Although Mary Ellen Crawford was an African-American child, some plaintiffs were also Chicanos/as. In trying to come up with an agreement that included Chicanos/as, Judge Egly, the judge who presided over the desegregation hearings, suggested eliminating the assimilated or mainstreamed Hispanics for those he called "the deprived minority." The issues of desegregating school systems with significant numbers of Black, White and Chicana/o students would present themselves in other high-profile cases, most notably the case involving the Denver school system.

It was not until 1970 in Cisneros v. Corpus Christi Independent School District, that Mexican Americans were held to be "an identifiable ethnic minority group" for the purpose of school desegregation. Thus, Mexican Americans were finally afforded the same protection as Blacks under the Brown case. In Houston, Texas, the school board responded to desegregation by pairing Black and Chicano/a children. In the ensuing lawsuit, Ross v. Eckels, Judge Ben Connally asserted that Houston, and indeed all of Texas, had "always treated Latin-Americans as of the Anglo or White race." Judge Connelly opined as follows,

Content to be "White" for these many years, now, when the shoe begins to pinch, the would-be Intervenors wish to be treated not as Whites but as an "identifiable minority group." In short, they wish to be "integrated" with Whites, not Blacks.
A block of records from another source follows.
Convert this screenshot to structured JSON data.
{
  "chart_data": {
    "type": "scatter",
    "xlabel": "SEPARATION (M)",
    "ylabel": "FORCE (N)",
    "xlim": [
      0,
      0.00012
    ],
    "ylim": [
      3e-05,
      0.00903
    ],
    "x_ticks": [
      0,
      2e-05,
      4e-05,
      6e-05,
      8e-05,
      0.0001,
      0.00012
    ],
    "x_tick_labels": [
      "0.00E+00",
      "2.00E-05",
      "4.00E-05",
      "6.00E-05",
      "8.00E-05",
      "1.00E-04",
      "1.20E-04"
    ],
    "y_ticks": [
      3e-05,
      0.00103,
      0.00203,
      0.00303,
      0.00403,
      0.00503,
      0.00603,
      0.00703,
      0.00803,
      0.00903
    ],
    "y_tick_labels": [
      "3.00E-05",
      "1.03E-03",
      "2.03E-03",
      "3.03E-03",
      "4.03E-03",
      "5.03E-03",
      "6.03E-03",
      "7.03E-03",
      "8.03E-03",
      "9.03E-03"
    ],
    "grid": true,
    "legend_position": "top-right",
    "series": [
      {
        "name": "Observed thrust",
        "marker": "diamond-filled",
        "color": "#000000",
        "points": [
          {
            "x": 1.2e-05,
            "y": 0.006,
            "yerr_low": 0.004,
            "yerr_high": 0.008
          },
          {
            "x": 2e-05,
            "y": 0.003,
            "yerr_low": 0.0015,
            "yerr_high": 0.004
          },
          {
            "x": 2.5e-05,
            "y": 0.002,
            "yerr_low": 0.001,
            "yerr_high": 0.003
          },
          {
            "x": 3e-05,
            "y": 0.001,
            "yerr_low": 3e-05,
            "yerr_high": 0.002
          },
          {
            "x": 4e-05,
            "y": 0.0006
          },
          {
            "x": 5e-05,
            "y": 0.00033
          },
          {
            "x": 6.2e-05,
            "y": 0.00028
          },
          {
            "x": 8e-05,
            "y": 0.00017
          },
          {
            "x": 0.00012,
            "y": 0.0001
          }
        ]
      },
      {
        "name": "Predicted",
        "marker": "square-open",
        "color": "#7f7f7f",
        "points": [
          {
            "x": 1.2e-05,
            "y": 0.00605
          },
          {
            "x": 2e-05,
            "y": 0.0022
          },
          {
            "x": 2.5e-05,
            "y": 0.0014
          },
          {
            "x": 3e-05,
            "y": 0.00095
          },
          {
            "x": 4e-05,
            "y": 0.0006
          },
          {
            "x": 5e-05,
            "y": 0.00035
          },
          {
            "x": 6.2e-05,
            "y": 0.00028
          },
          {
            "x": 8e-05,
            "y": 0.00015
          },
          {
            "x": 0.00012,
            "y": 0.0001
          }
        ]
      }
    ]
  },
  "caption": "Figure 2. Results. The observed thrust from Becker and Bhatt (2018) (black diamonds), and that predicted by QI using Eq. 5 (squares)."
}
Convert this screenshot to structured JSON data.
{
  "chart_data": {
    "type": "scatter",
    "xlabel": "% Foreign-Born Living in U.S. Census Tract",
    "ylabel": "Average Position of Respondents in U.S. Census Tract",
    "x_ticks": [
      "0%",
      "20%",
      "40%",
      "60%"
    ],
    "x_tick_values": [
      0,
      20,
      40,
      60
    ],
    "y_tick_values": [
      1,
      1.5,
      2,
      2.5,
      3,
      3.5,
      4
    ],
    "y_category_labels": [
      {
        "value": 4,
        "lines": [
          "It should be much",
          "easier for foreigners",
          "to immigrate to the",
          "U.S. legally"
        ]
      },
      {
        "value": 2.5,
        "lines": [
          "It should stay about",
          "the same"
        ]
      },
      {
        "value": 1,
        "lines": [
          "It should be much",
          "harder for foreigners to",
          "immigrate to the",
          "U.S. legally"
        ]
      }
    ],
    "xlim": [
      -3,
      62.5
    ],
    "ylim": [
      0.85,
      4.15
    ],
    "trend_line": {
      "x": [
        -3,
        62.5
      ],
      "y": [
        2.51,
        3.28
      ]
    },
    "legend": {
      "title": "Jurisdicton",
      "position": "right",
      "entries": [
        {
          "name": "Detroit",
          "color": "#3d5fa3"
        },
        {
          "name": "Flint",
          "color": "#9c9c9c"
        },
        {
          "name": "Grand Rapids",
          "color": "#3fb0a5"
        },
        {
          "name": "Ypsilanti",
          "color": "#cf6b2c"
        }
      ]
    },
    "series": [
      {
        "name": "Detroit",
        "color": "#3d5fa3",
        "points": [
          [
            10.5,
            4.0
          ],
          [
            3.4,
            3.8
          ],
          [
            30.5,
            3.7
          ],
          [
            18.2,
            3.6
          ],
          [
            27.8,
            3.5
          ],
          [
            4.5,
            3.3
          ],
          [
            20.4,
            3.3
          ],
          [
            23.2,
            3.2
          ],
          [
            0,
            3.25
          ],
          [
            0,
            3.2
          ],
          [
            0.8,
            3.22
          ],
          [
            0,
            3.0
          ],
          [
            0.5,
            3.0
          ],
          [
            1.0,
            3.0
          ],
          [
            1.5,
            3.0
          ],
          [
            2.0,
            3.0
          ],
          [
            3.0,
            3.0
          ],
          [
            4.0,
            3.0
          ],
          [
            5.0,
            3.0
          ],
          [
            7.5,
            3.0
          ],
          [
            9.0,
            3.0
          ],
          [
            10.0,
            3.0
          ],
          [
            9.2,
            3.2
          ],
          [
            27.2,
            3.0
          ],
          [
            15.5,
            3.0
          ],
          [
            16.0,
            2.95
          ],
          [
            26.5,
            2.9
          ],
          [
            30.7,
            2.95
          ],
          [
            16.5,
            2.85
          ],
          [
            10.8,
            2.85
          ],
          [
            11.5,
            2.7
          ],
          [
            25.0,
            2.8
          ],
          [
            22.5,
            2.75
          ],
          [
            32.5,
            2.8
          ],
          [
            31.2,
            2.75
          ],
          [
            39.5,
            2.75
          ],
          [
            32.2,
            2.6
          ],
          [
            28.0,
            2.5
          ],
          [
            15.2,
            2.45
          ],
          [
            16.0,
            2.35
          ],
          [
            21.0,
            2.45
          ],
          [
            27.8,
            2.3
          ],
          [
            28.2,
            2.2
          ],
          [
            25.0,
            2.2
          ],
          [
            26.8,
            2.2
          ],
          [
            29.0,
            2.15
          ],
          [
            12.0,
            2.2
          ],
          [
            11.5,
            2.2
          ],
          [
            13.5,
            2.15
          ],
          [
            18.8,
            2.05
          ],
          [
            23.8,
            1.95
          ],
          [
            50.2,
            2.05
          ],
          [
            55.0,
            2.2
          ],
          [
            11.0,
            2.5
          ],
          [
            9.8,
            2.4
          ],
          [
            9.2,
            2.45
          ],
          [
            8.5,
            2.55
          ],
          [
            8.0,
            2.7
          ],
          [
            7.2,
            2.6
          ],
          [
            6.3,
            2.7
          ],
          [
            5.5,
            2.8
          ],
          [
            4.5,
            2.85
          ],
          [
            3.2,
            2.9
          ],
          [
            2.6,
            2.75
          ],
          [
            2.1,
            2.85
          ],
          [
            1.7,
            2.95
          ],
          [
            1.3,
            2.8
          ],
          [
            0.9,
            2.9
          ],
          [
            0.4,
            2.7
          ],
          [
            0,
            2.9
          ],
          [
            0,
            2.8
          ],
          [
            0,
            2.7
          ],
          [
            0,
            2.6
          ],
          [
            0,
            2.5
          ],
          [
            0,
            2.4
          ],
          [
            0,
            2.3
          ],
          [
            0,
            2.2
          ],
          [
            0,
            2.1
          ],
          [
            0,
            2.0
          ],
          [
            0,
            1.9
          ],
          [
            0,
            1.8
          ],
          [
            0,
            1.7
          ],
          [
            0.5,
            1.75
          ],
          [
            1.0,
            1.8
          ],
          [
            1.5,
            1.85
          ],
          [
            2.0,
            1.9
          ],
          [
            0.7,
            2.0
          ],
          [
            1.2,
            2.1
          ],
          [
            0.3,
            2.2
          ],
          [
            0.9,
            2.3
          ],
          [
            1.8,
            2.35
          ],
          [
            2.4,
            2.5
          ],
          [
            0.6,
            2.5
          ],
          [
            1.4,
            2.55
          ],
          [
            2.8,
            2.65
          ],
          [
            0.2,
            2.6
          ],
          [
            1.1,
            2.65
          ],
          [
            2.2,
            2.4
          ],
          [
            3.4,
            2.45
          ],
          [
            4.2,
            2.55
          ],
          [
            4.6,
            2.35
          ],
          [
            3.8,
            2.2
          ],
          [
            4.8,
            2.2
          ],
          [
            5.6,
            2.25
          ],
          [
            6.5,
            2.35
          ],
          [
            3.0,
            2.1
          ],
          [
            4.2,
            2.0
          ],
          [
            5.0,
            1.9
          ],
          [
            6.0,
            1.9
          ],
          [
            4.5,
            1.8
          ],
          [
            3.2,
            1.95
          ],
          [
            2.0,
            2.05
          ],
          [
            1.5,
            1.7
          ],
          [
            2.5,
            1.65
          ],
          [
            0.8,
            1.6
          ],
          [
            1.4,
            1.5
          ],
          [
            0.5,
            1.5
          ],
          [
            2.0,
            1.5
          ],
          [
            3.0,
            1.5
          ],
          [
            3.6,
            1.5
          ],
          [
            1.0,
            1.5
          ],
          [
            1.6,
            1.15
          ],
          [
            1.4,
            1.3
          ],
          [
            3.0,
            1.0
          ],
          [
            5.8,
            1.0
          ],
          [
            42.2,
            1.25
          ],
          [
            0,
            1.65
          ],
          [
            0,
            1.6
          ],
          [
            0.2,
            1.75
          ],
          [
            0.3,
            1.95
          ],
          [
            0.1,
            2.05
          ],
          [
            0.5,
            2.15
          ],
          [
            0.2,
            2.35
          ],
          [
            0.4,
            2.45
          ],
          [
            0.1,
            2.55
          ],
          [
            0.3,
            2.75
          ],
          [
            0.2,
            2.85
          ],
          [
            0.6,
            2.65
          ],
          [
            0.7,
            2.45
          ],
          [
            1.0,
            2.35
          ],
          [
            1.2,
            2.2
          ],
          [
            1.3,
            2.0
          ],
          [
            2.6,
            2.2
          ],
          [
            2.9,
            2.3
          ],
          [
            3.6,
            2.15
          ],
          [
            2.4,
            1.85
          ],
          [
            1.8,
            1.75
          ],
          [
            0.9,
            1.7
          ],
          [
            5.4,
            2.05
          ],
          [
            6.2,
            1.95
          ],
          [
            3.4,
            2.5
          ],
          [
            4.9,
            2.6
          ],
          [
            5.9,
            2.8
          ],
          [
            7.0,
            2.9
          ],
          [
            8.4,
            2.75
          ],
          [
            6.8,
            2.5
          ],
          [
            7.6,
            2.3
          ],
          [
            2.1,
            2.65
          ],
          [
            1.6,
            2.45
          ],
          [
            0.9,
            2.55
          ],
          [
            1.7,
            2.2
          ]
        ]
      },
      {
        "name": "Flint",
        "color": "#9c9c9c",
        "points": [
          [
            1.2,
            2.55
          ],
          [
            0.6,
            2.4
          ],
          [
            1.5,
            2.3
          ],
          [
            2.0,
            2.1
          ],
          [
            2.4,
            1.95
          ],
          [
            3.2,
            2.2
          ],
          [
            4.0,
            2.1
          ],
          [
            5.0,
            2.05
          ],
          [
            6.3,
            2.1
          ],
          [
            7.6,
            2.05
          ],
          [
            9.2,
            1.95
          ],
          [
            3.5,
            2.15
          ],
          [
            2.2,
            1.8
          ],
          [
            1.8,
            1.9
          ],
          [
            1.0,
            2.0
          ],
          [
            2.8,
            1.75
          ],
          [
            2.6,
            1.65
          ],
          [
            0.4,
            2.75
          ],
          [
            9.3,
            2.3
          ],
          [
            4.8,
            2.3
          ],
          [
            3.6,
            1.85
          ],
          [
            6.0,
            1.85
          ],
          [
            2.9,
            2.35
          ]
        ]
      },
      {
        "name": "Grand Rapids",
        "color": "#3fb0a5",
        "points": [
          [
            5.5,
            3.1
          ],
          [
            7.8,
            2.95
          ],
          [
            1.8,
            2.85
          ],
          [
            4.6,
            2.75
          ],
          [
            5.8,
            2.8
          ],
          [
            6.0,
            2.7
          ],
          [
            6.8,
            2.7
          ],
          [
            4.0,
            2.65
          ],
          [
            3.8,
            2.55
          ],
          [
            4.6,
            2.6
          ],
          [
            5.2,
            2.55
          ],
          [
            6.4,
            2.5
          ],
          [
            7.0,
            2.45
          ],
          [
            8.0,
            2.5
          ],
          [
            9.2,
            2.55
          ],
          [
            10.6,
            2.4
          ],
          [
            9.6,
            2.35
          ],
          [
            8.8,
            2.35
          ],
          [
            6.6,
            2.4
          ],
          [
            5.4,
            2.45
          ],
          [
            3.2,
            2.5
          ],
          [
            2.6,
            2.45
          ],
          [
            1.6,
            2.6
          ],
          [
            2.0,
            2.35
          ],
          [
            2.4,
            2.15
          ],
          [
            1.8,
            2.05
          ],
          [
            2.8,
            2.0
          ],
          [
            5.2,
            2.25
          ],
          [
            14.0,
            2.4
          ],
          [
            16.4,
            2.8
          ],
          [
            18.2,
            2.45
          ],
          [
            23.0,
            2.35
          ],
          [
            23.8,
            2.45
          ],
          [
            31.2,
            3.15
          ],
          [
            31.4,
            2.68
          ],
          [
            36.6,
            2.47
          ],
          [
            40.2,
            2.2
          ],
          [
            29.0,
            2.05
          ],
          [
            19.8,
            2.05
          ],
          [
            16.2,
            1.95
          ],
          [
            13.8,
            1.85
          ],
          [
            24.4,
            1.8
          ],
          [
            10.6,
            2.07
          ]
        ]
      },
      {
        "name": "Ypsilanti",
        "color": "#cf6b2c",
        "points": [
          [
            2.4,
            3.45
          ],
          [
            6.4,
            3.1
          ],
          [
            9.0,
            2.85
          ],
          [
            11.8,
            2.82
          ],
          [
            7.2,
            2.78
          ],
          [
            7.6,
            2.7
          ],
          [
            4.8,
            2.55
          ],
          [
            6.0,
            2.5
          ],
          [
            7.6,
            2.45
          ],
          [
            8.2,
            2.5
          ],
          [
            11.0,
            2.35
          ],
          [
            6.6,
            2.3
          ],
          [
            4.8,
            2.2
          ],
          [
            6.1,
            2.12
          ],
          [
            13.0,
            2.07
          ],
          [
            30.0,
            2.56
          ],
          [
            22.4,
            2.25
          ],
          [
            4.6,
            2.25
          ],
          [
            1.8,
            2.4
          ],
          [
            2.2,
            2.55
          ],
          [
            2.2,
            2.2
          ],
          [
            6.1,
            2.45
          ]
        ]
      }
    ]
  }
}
Finally, the Supreme Court took up this issue of whether Chicanas/os are a "suspect" class such that they are entitled to protection under the equal protection clause of the Fourteenth Amendment. In Keyes v. School District No. 1, the Denver case, the Supreme Court posited that "though of different origins, Negroes and Hispanics in Denver suffer identical discrimination in treatment when compared with the treatment accorded Anglo students." The Denver case was brought by Black plaintiffs and the issue of Chicano/a segregation was not introduced until the remedy phase when Chicanos/as successfully intervened. The Intervenors, the Congress of Hispanic Educators, proposed a plan to require a bilingual/bicultural program for Spanish-surnamed students. This proposal was accepted by the District Court but later rejected by the Tenth Circuit. The Keyes case lasted in continuous litigation for thirty years from 1968 until 1997, when the Tenth Circuit approved the declaration by the District Court that the school system had achieved unitary status.